The team has held discussions with potential investors about a financing round that may exceed €200 million ($220 million) — a large sum, even for the buzzy field of AI, the people said. Laurent Sifre, who has been working as a scientist at DeepMind, is in talks to form the company, known at the moment as Holistic, with fellow DeepMind scientist Karl Tuyls, said the people, asking not to be identified discussing private information. They said the venture may be focused on building a new AI model.
Sifre and Tuyls didn’t respond to multiple requests for comment. A DeepMind representative declined to comment on the startup plans. The two have given notice to leave the company, a person familiar with the situation said, asking not to be identified because the information is private.

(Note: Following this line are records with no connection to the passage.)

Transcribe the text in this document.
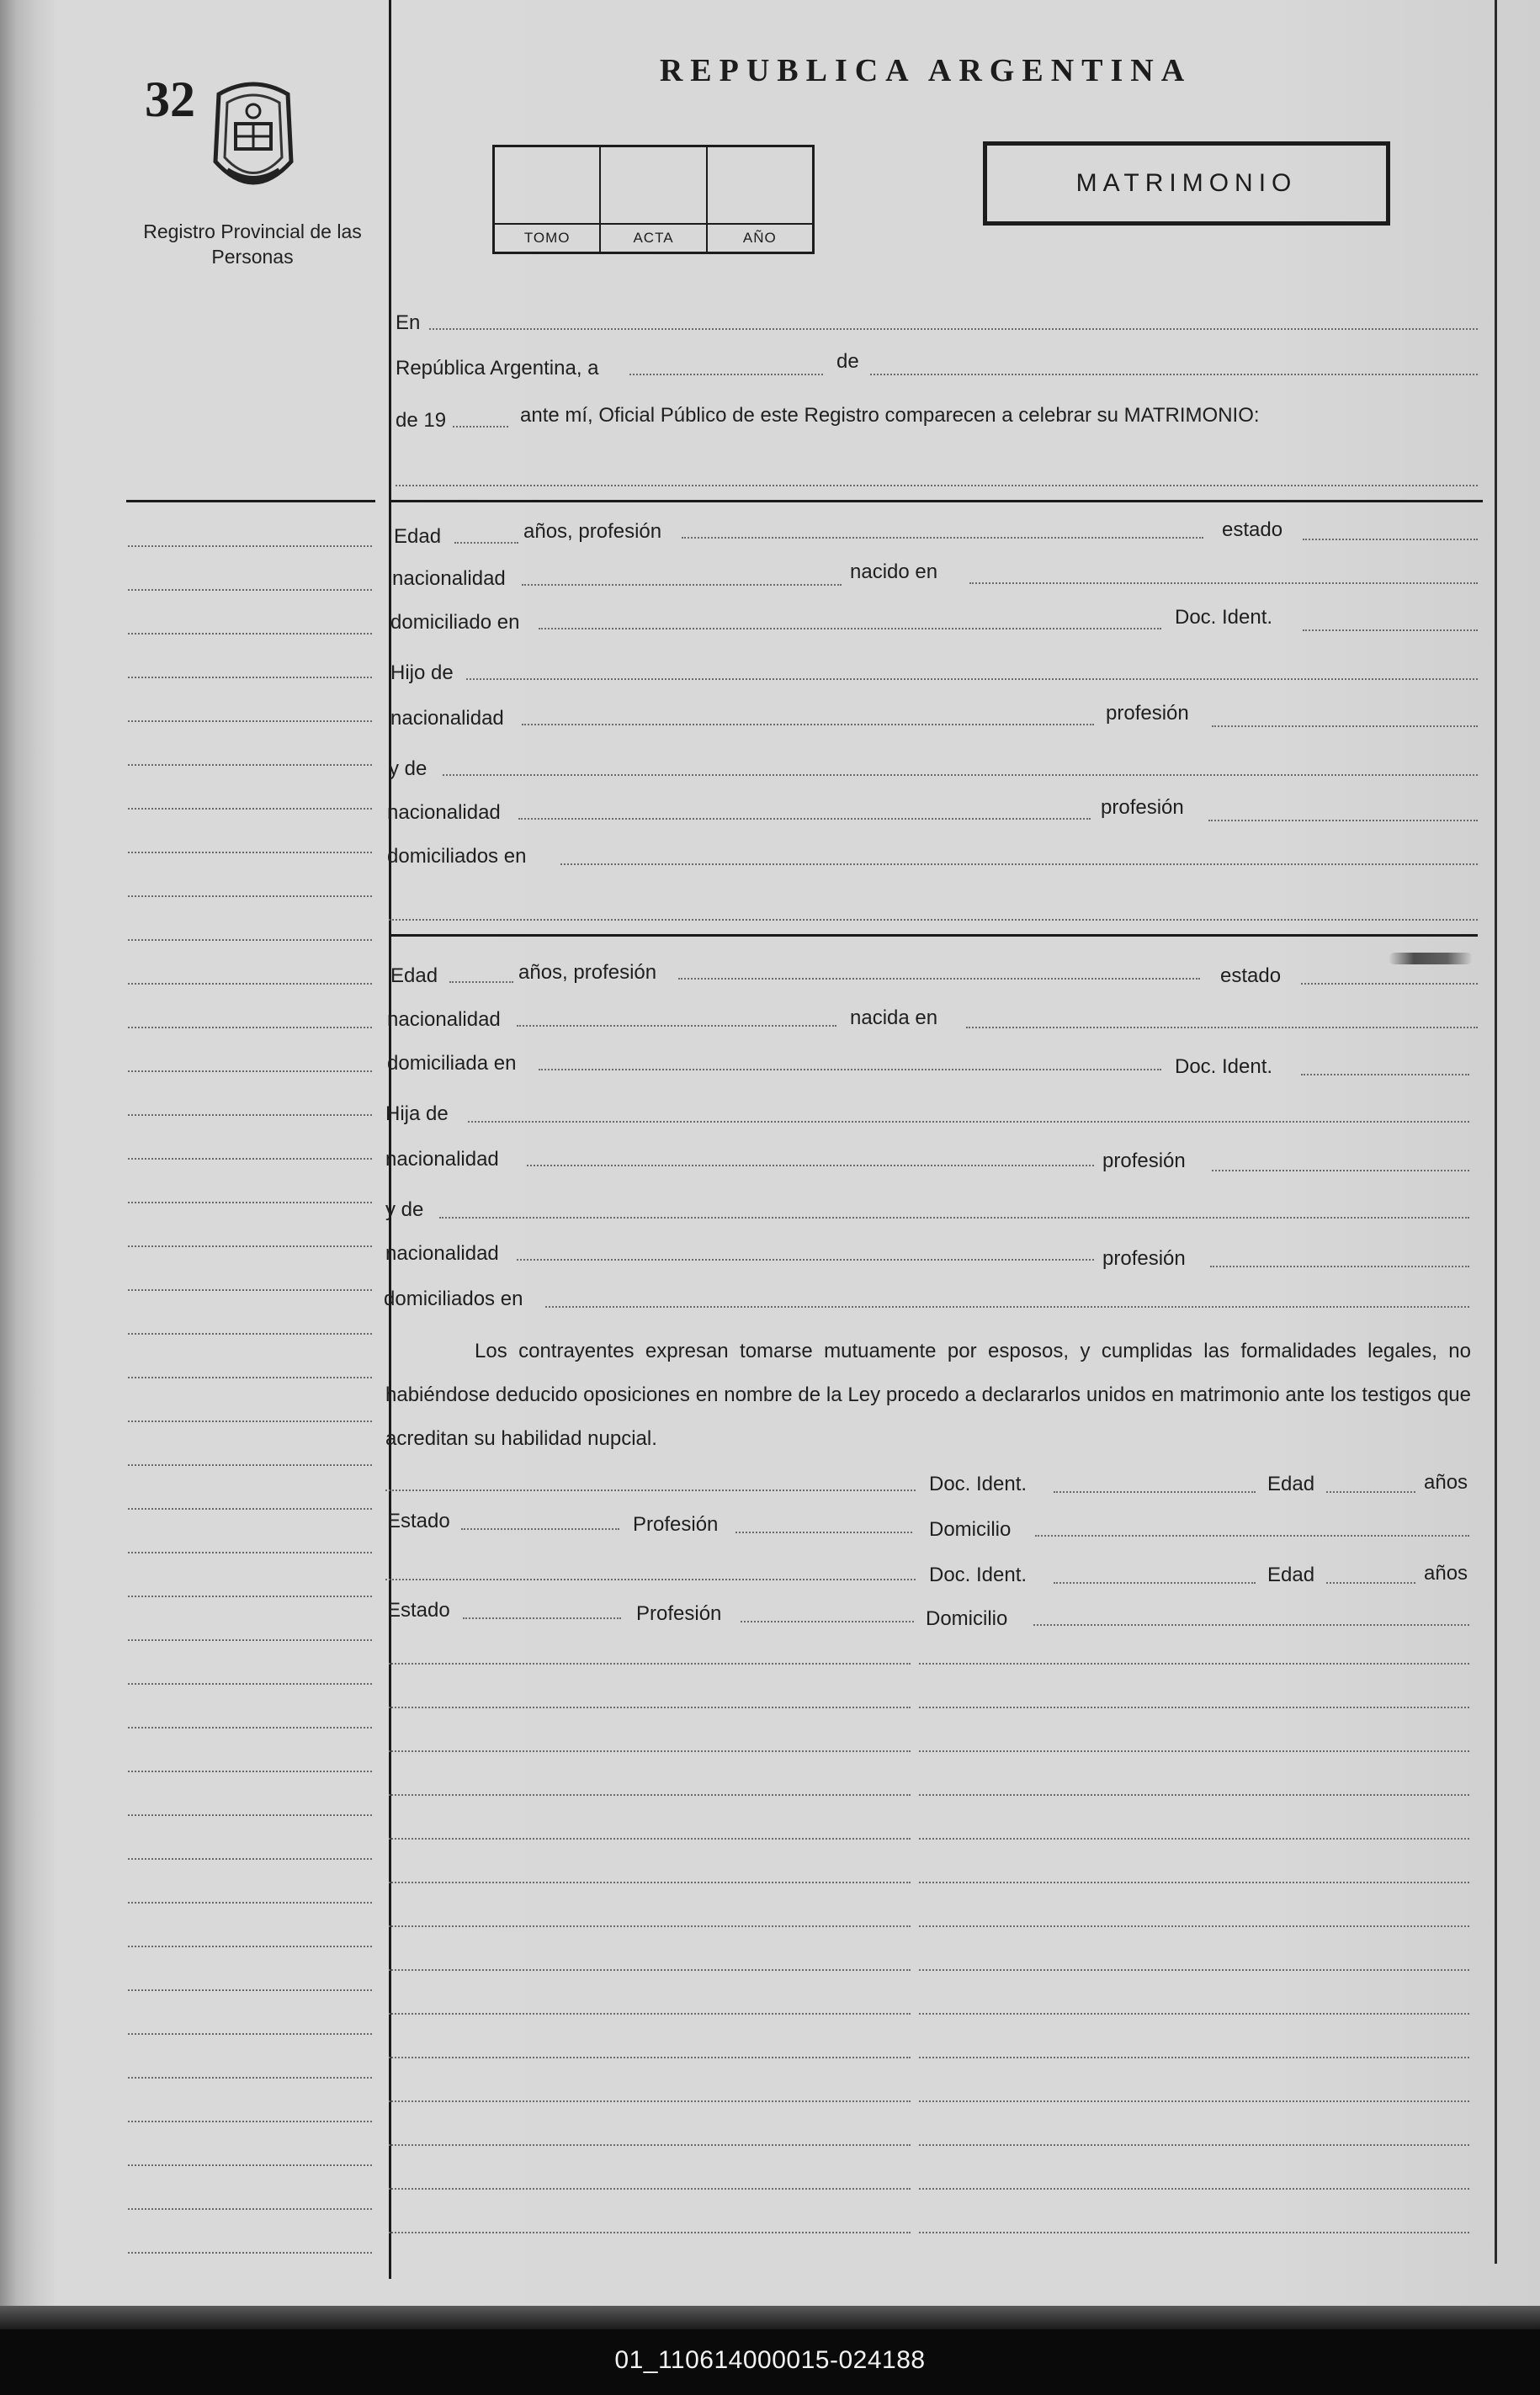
32
Registro Provincial de las Personas
REPUBLICA ARGENTINA
TOMO	ACTA	AÑO
MATRIMONIO
En
República Argentina, a	de
de 19	ante mí, Oficial Público de este Registro comparecen a celebrar su MATRIMONIO:
Edad	años, profesión	estado
nacionalidad	nacido en
domiciliado en	Doc. Ident.
Hijo de
nacionalidad	profesión
y de
nacionalidad	profesión
domiciliados en
Edad	años, profesión	estado
nacionalidad	nacida en
domiciliada en	Doc. Ident.
Hija de
nacionalidad	profesión
y de
nacionalidad	profesión
domiciliados en
Los contrayentes expresan tomarse mutuamente por esposos, y cumplidas las formalidades legales, no habiéndose deducido oposiciones en nombre de la Ley procedo a declararlos unidos en matrimonio ante los testigos que acreditan su habilidad nupcial.
Doc. Ident.	Edad	años
Estado	Profesión	Domicilio
Doc. Ident.	Edad	años
Estado	Profesión	Domicilio
01_110614000015-024188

Sifre was a co-author of the 2016 DeepMind research on Go, a seminal work that showed a computer system beating masters of the ancient game for the first time, which sparked an international frenzy over AI. Tuyls has worked on research into game theory and multi-agent reinforcement learning, a branch of AI that explores interactions between autonomous actors, often through video games.

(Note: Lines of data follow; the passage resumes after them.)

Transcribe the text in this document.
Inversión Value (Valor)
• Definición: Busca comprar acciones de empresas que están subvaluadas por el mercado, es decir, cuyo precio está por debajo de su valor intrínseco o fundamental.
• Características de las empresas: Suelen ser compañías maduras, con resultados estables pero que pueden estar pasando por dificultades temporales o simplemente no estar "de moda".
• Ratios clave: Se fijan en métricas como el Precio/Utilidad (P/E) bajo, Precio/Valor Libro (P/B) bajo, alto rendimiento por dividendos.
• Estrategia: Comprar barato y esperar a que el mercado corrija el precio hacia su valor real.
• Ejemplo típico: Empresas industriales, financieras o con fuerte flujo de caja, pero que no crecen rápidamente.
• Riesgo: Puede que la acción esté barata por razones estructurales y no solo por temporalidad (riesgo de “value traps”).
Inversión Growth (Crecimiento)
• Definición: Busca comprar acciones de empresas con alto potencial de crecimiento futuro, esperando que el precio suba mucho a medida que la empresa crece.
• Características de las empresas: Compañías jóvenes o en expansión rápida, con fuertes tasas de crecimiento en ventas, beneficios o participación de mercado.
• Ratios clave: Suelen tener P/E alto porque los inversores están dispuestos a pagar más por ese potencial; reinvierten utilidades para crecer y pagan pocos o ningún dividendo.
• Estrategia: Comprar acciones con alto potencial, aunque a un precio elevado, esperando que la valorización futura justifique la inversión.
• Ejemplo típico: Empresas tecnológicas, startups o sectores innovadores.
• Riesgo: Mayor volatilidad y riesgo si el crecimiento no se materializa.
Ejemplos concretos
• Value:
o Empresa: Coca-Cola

Both Sifre and Tuyls are widely considered leaders in their field, and the unusually large financing round being discussed is further evidence of strong investor interest in the technology. That’s particularly true in France, where venture capitalists and business tycoons have poured funds into startups emerging from Parisian universities and the AI hubs of Silicon Valley firms.

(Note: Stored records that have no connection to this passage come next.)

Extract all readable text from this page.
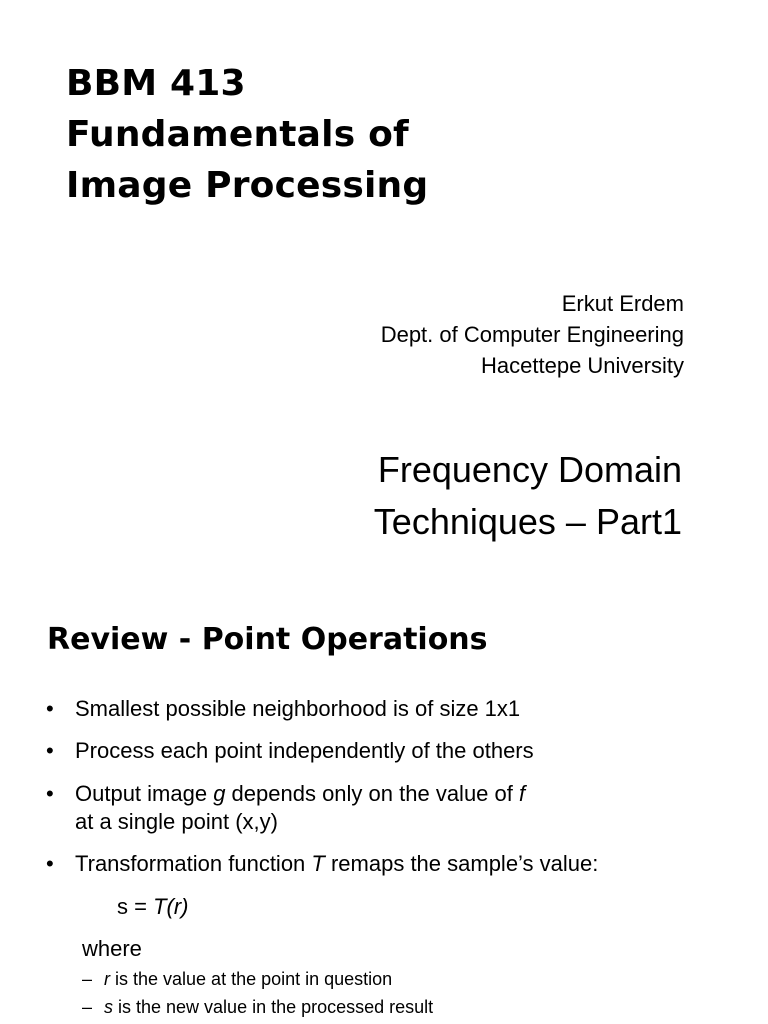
BBM 413
Fundamentals of
Image Processing
Erkut Erdem
Dept. of Computer Engineering
Hacettepe University
Frequency Domain
Techniques – Part1
Review - Point Operations
• Smallest possible neighborhood is of size 1x1
• Process each point independently of the others
• Output image g depends only on the value of f
at a single point (x,y)
• Transformation function T remaps the sample’s value:
s = T(r)
where
– r is the value at the point in question
– s is the new value in the processed result
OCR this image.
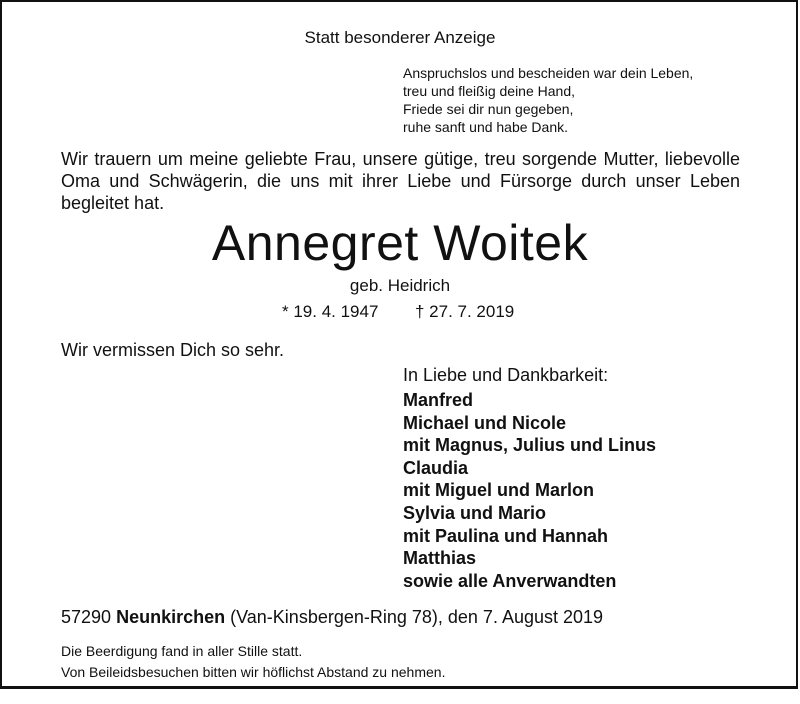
Statt besonderer Anzeige
Anspruchslos und bescheiden war dein Leben,
treu und fleißig deine Hand,
Friede sei dir nun gegeben,
ruhe sanft und habe Dank.
Wir trauern um meine geliebte Frau, unsere gütige, treu sorgende Mutter, liebevolle
Oma und Schwägerin, die uns mit ihrer Liebe und Fürsorge durch unser Leben
begleitet hat.
Annegret Woitek
geb. Heidrich
* 19. 4. 1947 † 27. 7. 2019
Wir vermissen Dich so sehr.
In Liebe und Dankbarkeit:
Manfred
Michael und Nicole
mit Magnus, Julius und Linus
Claudia
mit Miguel und Marlon
Sylvia und Mario
mit Paulina und Hannah
Matthias
sowie alle Anverwandten
57290 Neunkirchen (Van-Kinsbergen-Ring 78), den 7. August 2019
Die Beerdigung fand in aller Stille statt.
Von Beileidsbesuchen bitten wir höflichst Abstand zu nehmen.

Mistral AI, an OpenAI rival whose chief executive officer also worked for DeepMind, formed in early 2023 and had raised two sizable rounds by the year’s end to earn a valuation around $2 billion. Kyutai, a nonprofit AI research lab, was formed in November with €300 million in initial funding.
Discover the stories of your interest
The new French startup under discussion is different from Holistic AI, an enterprise software business based in London.